If this sounds like your use case, then you’d be better off with a low-pitch and low-diameter propeller with two blades.
If you want a drone that’s fast and has a higher payload capacity…
There’s a reason why those fancy propellers with bullnose tips and four blades are used primarily for drone racing, and that’s because they generate so much lift and propulsion. In a field where speed is the name of the game, any small advantage provided by a drone’s propellers could be the difference between a win and a loss.
Applications that require lifting heavy payloads can also benefit from using propellers that maximize lift. These high-pitch and high-diameter propellers with more than two blades consume much more power are more liable to wobble while in flight.
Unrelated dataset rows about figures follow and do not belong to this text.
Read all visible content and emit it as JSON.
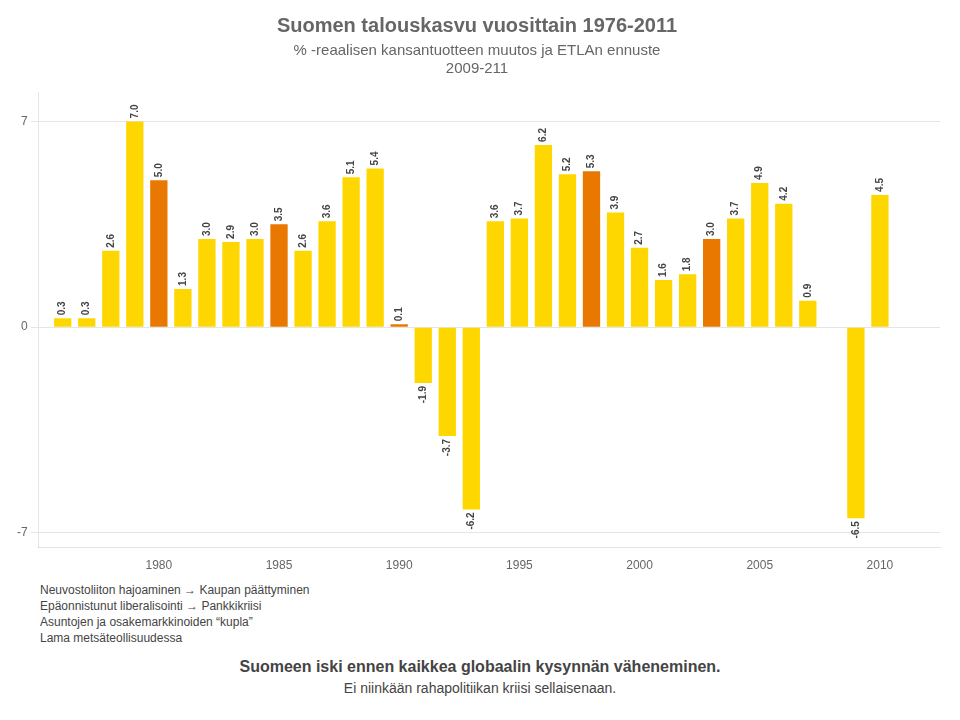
{
  "chart_data": {
    "type": "bar",
    "title": "Suomen talouskasvu vuosittain 1976-2011",
    "subtitle": [
      "% -reaalisen kansantuotteen muutos ja ETLAn ennuste",
      "2009-211"
    ],
    "x": [
      1976,
      1977,
      1978,
      1979,
      1980,
      1981,
      1982,
      1983,
      1984,
      1985,
      1986,
      1987,
      1988,
      1989,
      1990,
      1991,
      1992,
      1993,
      1994,
      1995,
      1996,
      1997,
      1998,
      1999,
      2000,
      2001,
      2002,
      2003,
      2004,
      2005,
      2006,
      2007,
      2008,
      2009,
      2010,
      2011
    ],
    "values": [
      0.3,
      0.3,
      2.6,
      7.0,
      5.0,
      1.3,
      3.0,
      2.9,
      3.0,
      3.5,
      2.6,
      3.6,
      5.1,
      5.4,
      0.1,
      -1.9,
      -3.7,
      -6.2,
      3.6,
      3.7,
      6.2,
      5.2,
      5.3,
      3.9,
      2.7,
      1.6,
      1.8,
      3.0,
      3.7,
      4.9,
      4.2,
      0.9,
      0.0,
      -6.5,
      4.5,
      0.0
    ],
    "value_labels": [
      "0.3",
      "0.3",
      "2.6",
      "7.0",
      "5.0",
      "1.3",
      "3.0",
      "2.9",
      "3.0",
      "3.5",
      "2.6",
      "3.6",
      "5.1",
      "5.4",
      "0.1",
      "-1.9",
      "-3.7",
      "-6.2",
      "3.6",
      "3.7",
      "6.2",
      "5.2",
      "5.3",
      "3.9",
      "2.7",
      "1.6",
      "1.8",
      "3.0",
      "3.7",
      "4.9",
      "4.2",
      "0.9",
      null,
      "-6.5",
      "4.5",
      null
    ],
    "colors": [
      "#FFD700",
      "#FFD700",
      "#FFD700",
      "#FFD700",
      "#E87800",
      "#FFD700",
      "#FFD700",
      "#FFD700",
      "#FFD700",
      "#E87800",
      "#FFD700",
      "#FFD700",
      "#FFD700",
      "#FFD700",
      "#E87800",
      "#FFD700",
      "#FFD700",
      "#FFD700",
      "#FFD700",
      "#FFD700",
      "#FFD700",
      "#FFD700",
      "#E87800",
      "#FFD700",
      "#FFD700",
      "#FFD700",
      "#FFD700",
      "#E87800",
      "#FFD700",
      "#FFD700",
      "#FFD700",
      "#FFD700",
      "#E87800",
      "#FFD700",
      "#FFD700",
      "#FFD700"
    ],
    "data_labels": true,
    "xlim": [
      1975,
      2012.5
    ],
    "xticks": [
      1980,
      1985,
      1990,
      1995,
      2000,
      2005,
      2010
    ],
    "ylim": [
      -7.5,
      8.0
    ],
    "yticks": [
      -7,
      0,
      7
    ],
    "grid": true,
    "annotations": [
      "Neuvostoliiton hajoaminen → Kaupan päättyminen",
      "Epäonnistunut liberalisointi → Pankkikriisi",
      "Asuntojen ja osakemarkkinoiden “kupla”",
      "Lama metsäteollisuudessa"
    ],
    "footer": [
      "Suomeen iski ennen kaikkea globaalin kysynnän väheneminen.",
      "Ei niinkään rahapolitiikan kriisi sellaisenaan."
    ]
  }
}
If you’re just flying for fun…
If you’re flying purely recreationally, then we can’t really dictate how you want the experience to be. Do you want your drone to be zipping around or do you prefer a drone that simulates smooth sailing? In any case, you would want to stick with plastic propellers. They may be prone to bouts of unstable flight, but they are also remarkably cheap to replace. If you’ve got the budget, then you can still get carbon fiber propellers, by all means.
Like practically all other components of a drone, its propellers are also replaceable and customizable. While building a DIY drone may not interest most people, it’s worth knowing that the options are out there. In the case of propellers, there are various ways for you to enhance the efficiency or performance of the stock models that came with your drone.